Dalam peraturan ini dijelaskan mengenai pembentukan lembaga lain dalam rangka melaksanakan kebijakan pemerintah, sebagai bagian dari perangkat daerah, seperti sekretariat badan narkoba propinsi kabupaten dan kota, sekretariat komisi penyiaran, serta lembaga lain untuk mewadahi  penanganan tugas-tugas pemerintahan umum yang harus dilaksanakan oleh pemerintah daerah, namun untuk pengendaliannya, pembentukannya harus dengan persetujuan  pemerintah atas usul kepala daerah.
Untuk pertanggungjawaban kepala dinas, sekretaris DPRD dan kepala badan/kantor/direktur rumah sakit daerah melalui sekretaris daerah adalah pertanggungjawaban administratif yang meliputi penyusunan kebijakan, perencanaan, pelaksanaan, monitoring, evaluasi dan pelaporan pelaksanaan tugas dinas, sekretariat DPRD dan lembaga teknis daerah, dengan demikian kepala dinas, sekretariat DPRD, dan kepala badan/kantor/direktur rumah sakit daerah bukan merupakan  bawahan langsung sekretaris daerah.
Dalam implementasi penataan kelembagaan perangkat daerah berdasarkan peraturan pemerintah ini menerapkan prinsip-prinsip organisasi, antara lain visi dan misi yang jelas, pelembagaan fungsi staf dan fungsi lini serta fungsi pendukung secara tegas, efisiensi dan efektifitas, rentang kendali serta tata kerja yang jelas.
2.2 Penerapan PP No 41 Tahun 2007 Tentang Organisasi Perangkat Daerah Di Pemerintah Daerah
   Meski telah ada kebijakan yang mengatur tentang satuan kerja perangkat daerah untuk dipakai oleh setiap pemerintah daerah didalam membentuk organisasi perangkat daerah, namun kenyataan yang terjadi di daerah saat ini adalah bahwa kelembagaan perangkat daerah yang dibentuk dalam rangka pelaksanaan otonomi daerah berdasarkan Undang-undang Nomor 32 Tahun 2004 dan Undang-undang Nomor 33 Tahun 2004 bukan didasarkan pada pertimbangan diatas artinya, penataan yang dilakukan tidak sepenuhnya berlatar belakang pada apa yang harus dimainkan oleh pemerintah daerah untuk memberikan pelayanan terbaik kepada masyarakat sesuai kebutuhan mereka dan pengelolaan ciri khas yang dimiliki oleh daerahnya, melainkan lebih dipengaruhi oleh sikap untuk mengakomodasi tuntutan penyediaan eselon  (Jabatan) untuk personil pegawai yang ada di Pemda, keterbatasan anggaran keuangan daerah, atau kecenderungan untuk memekarkan organisasi perangkat daerah dengan alasan antisipatif yang kurang rasional dan sebagainya.
Peraturan Pemerintah Nomor 41 Tahun 2007 Tentang Organisasi Perangkat Daerah memberikan kekuasaan dan keleluasaan yang sangat besar kepada pemerintah daerah dalam menyususn dan menetapkan organisasi perangkat daerah.
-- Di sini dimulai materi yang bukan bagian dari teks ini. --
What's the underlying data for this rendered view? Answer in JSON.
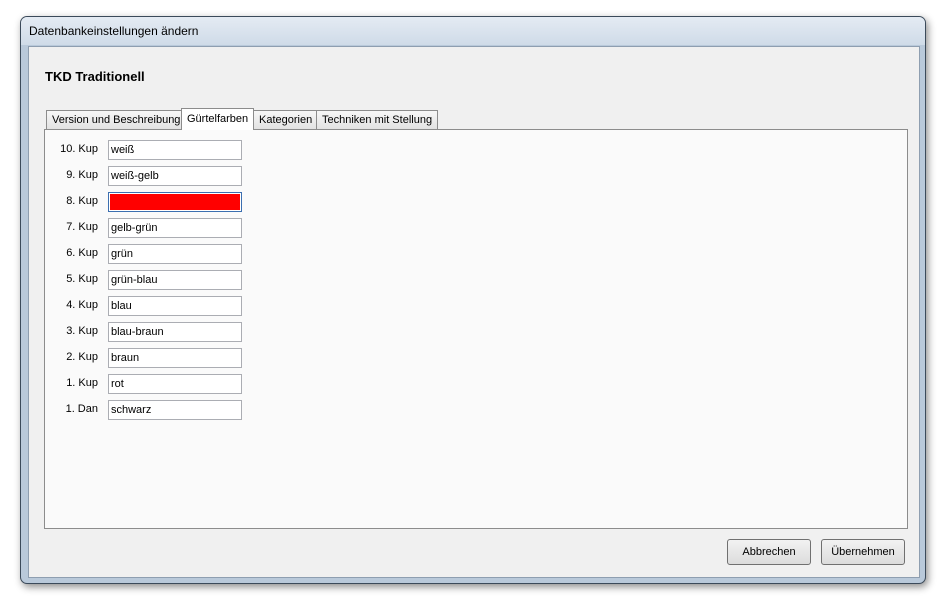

Dalam pedoman itu telah ditegaskan bahwa penyusunan kelembagaan perangkat daerah harus mempertimbangkan kewenangan yang dimiliki, karakteristik, potensi dan kebutuhan daerah, kemampuan keuangan daerah, ketersediaan sumber daya aparatur, dan pengembangan pola kemitraan antar daerah.
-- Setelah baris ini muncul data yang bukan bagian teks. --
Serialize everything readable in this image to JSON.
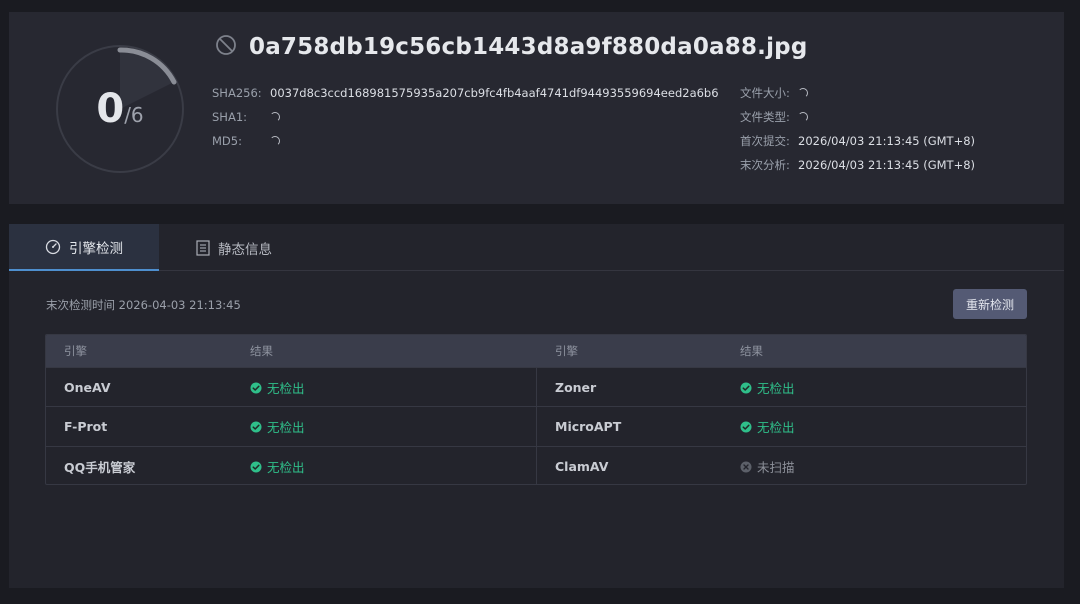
{
  "header": {
    "score": "0",
    "score_total": "/6",
    "file_name": "0a758db19c56cb1443d8a9f880da0a88.jpg",
    "sha256_label": "SHA256:",
    "sha256_value": "0037d8c3ccd168981575935a207cb9fc4fb4aaf4741df94493559694eed2a6b6",
    "sha1_label": "SHA1:",
    "md5_label": "MD5:",
    "file_size_label": "文件大小:",
    "file_type_label": "文件类型:",
    "first_submit_label": "首次提交:",
    "first_submit_value": "2026/04/03 21:13:45 (GMT+8)",
    "last_analysis_label": "末次分析:",
    "last_analysis_value": "2026/04/03 21:13:45 (GMT+8)"
  },
  "tabs": {
    "engine": "引擎检测",
    "static": "静态信息"
  },
  "scan": {
    "last_scan_text": "末次检测时间 2026-04-03 21:13:45",
    "rescan_label": "重新检测"
  },
  "table": {
    "col_engine": "引擎",
    "col_result": "结果",
    "rows": [
      {
        "left_engine": "OneAV",
        "left_result": "无检出",
        "left_status": "clean",
        "right_engine": "Zoner",
        "right_result": "无检出",
        "right_status": "clean"
      },
      {
        "left_engine": "F-Prot",
        "left_result": "无检出",
        "left_status": "clean",
        "right_engine": "MicroAPT",
        "right_result": "无检出",
        "right_status": "clean"
      },
      {
        "left_engine": "QQ手机管家",
        "left_result": "无检出",
        "left_status": "clean",
        "right_engine": "ClamAV",
        "right_result": "未扫描",
        "right_status": "unscanned"
      }
    ]
  },
  "colors": {
    "accent": "#4e8fcf",
    "clean": "#2fbf8a",
    "unscanned": "#8b8f98",
    "button": "#545a74"
  },
  "icons": {
    "title": "spinner-icon",
    "tab_engine": "gauge-icon",
    "tab_static": "document-icon",
    "clean": "check-circle-icon",
    "unscanned": "x-circle-icon"
  }
}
Namun, kewenangan dan kekuasaan pada tahap implementasi diterjemahkan secara berbeda-beda oleh masing-masing daerah dan cenderung ditafsirkan dengan keinginan masing-masing daerah. Berbagai pertimbangan yang digunakan dalam pengambilan keputusan dalam penataan kelembagaan seringkali cenderung lebih bernuansa politis daripada  pertimbangan rasional objektif, efisiensi dan efektivitas. Kecenderungan tersebut telah membawa implikasi pada pembengkakan organisasi perangkat daerah secara sangat signifikan, hal ini berpengaruh kepada alokasi anggaran yang tersedia di masing-masing daerah.
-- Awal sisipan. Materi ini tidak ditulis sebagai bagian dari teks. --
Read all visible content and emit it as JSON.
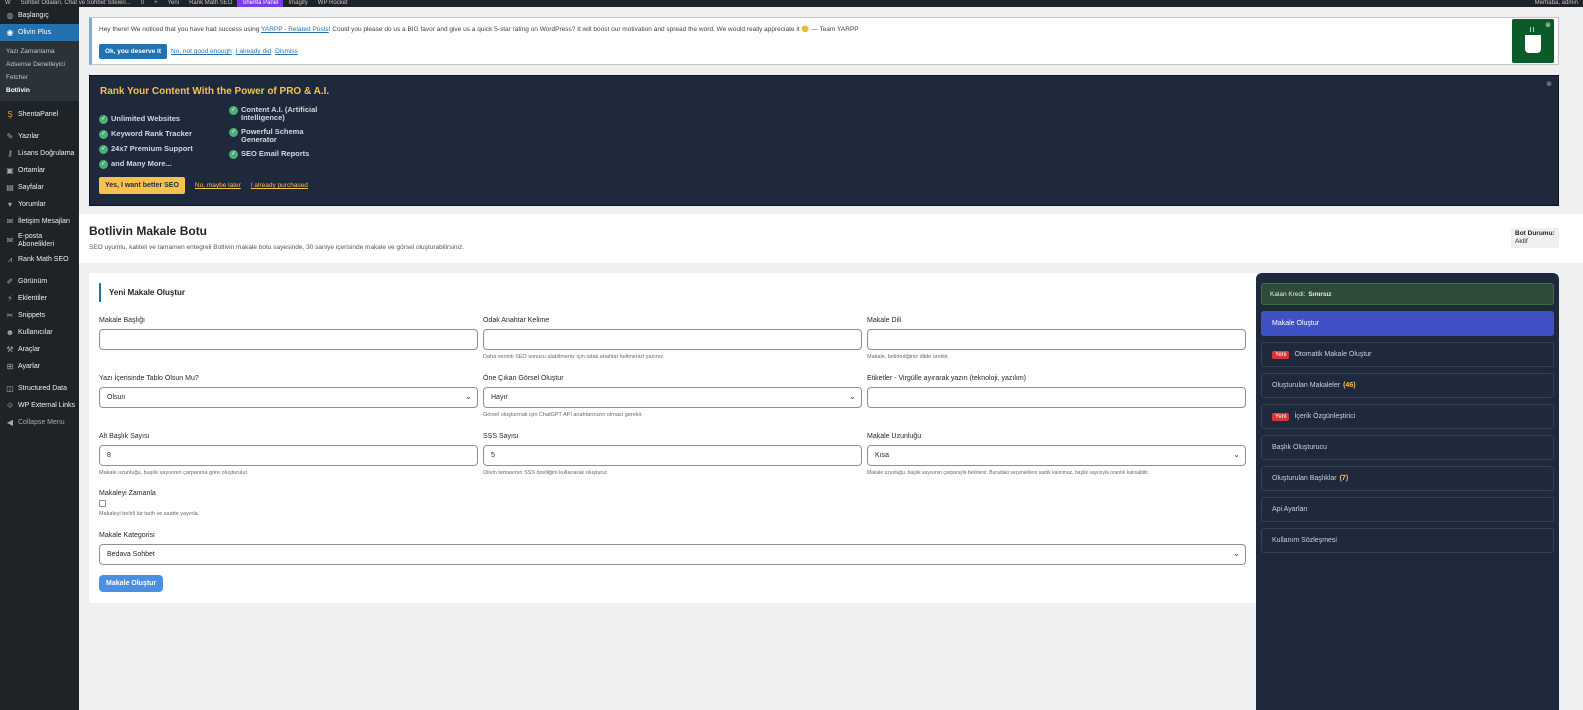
{
  "adminbar": {
    "items": [
      "W",
      "Sohbet Odaları, Chat ve Sohbet Siteleri...",
      "0",
      "+",
      "Yeni",
      "Rank Math SEO",
      "Shenta Panel",
      "Imagify",
      "WP Rocket"
    ],
    "active_index": 6,
    "user": "Merhaba, admin"
  },
  "sidebar": {
    "dashboard": "Başlangıç",
    "current": "Olivin Plus",
    "submenu": [
      "Yazı Zamanlama",
      "Adsense Denetleyici",
      "Fetcher",
      "Botlivin"
    ],
    "submenu_active": "Botlivin",
    "shenta": "ShentaPanel",
    "items": [
      "Yazılar",
      "Lisans Doğrulama",
      "Ortamlar",
      "Sayfalar",
      "Yorumlar",
      "İletişim Mesajları",
      "E-posta Abonelikleri",
      "Rank Math SEO"
    ],
    "items2": [
      "Görünüm",
      "Eklentiler",
      "Snippets",
      "Kullanıcılar",
      "Araçlar",
      "Ayarlar"
    ],
    "items3": [
      "Structured Data",
      "WP External Links"
    ],
    "collapse": "Collapse Menu"
  },
  "yarpp_notice": {
    "text_before": "Hey there! We noticed that you have had success using ",
    "link": "YARPP - Related Posts",
    "text_after": "! Could you please do us a BIG favor and give us a quick 5-star rating on WordPress? It will boost our motivation and spread the word. We would really appreciate it 🙂 — Team YARPP",
    "btn": "Ok, you deserve it",
    "links": [
      "No, not good enough",
      "I already did",
      "Dismiss"
    ]
  },
  "rankmath_notice": {
    "title": "Rank Your Content With the Power of PRO & A.I.",
    "col1": [
      "Unlimited Websites",
      "Keyword Rank Tracker",
      "24x7 Premium Support",
      "and Many More..."
    ],
    "col2": [
      "Content A.I. (Artificial Intelligence)",
      "Powerful Schema Generator",
      "SEO Email Reports"
    ],
    "btn": "Yes, I want better SEO",
    "links": [
      "No, maybe later",
      "I already purchased"
    ]
  },
  "page": {
    "title": "Botlivin Makale Botu",
    "subtitle": "SEO uyumlu, kaliteli ve tamamen entegreli Botlivin makale botu sayesinde, 30 saniye içerisinde makale ve görsel oluşturabilirsiniz.",
    "status_label": "Bot Durumu:",
    "status_value": "Aktif"
  },
  "form": {
    "title": "Yeni Makale Oluştur",
    "f_title": {
      "label": "Makale Başlığı",
      "value": ""
    },
    "f_keyword": {
      "label": "Odak Anahtar Kelime",
      "value": "",
      "hint": "Daha verimli SEO sonucu alabilmeniz için odak anahtar kelimenizi yazınız."
    },
    "f_lang": {
      "label": "Makale Dili",
      "value": "",
      "hint": "Makale, belirlediğiniz dilde üretilir."
    },
    "f_table": {
      "label": "Yazı İçerisinde Tablo Olsun Mu?",
      "value": "Olsun"
    },
    "f_image": {
      "label": "Öne Çıkan Görsel Oluştur",
      "value": "Hayır",
      "hint": "Görsel oluşturmak için ChatGPT API anahtarınızın olması gerekir."
    },
    "f_tags": {
      "label": "Etiketler - Virgülle ayırarak yazın (teknoloji, yazılım)",
      "value": ""
    },
    "f_subheads": {
      "label": "Alt Başlık Sayısı",
      "value": "8",
      "hint": "Makale uzunluğu, başlık sayısının çarpanına göre oluşturulur."
    },
    "f_faq": {
      "label": "SSS Sayısı",
      "value": "5",
      "hint": "Olivin temasının SSS özelliğini kullanarak oluşturur."
    },
    "f_length": {
      "label": "Makale Uzunluğu",
      "value": "Kısa",
      "hint": "Makale uzunluğu, başlık sayısının çarpanıyla belirlenir. Buradaki seçeneklere sadık kalınmaz, başlık sayısıyla orantılı kalınabilir."
    },
    "f_schedule": {
      "label": "Makaleyi Zamanla",
      "hint": "Makaleyi belirli bir tarih ve saatte yayınla.",
      "checked": false
    },
    "f_category": {
      "label": "Makale Kategorisi",
      "value": "Bedava Sohbet"
    },
    "submit": "Makale Oluştur"
  },
  "rpanel": {
    "credit_label": "Kalan Kredi:",
    "credit_value": "Sınırsız",
    "items": [
      {
        "label": "Makale Oluştur",
        "active": true
      },
      {
        "label": "Otomatik Makale Oluştur",
        "badge": "Yeni"
      },
      {
        "label": "Oluşturulan Makaleler",
        "count": "(46)"
      },
      {
        "label": "İçerik Özgünleştirici",
        "badge": "Yeni"
      },
      {
        "label": "Başlık Oluşturucu"
      },
      {
        "label": "Oluşturulan Başlıklar",
        "count": "(7)"
      },
      {
        "label": "Api Ayarları"
      },
      {
        "label": "Kullanım Sözleşmesi"
      }
    ]
  },
  "colors": {
    "accent": "#2271b1",
    "panel": "#1e2a3b",
    "active_item": "#3f51c4",
    "highlight": "#f5c252",
    "new_badge": "#d63638"
  }
}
Dana Alokasi Umum (DAU) yang semestinya untuk belanja pegawai, pembangunan dan pemeliharaan sarana dan prasarana untuk kepentingan pelayanan publik, sebagian besar untuk membiayai birokrasi pemerintah daerah. Dengan demikian, justru kondisi kelembagaan pemerintah daerah masih belum sejalan dengan makna maksud dan tujuan otonomi daerah.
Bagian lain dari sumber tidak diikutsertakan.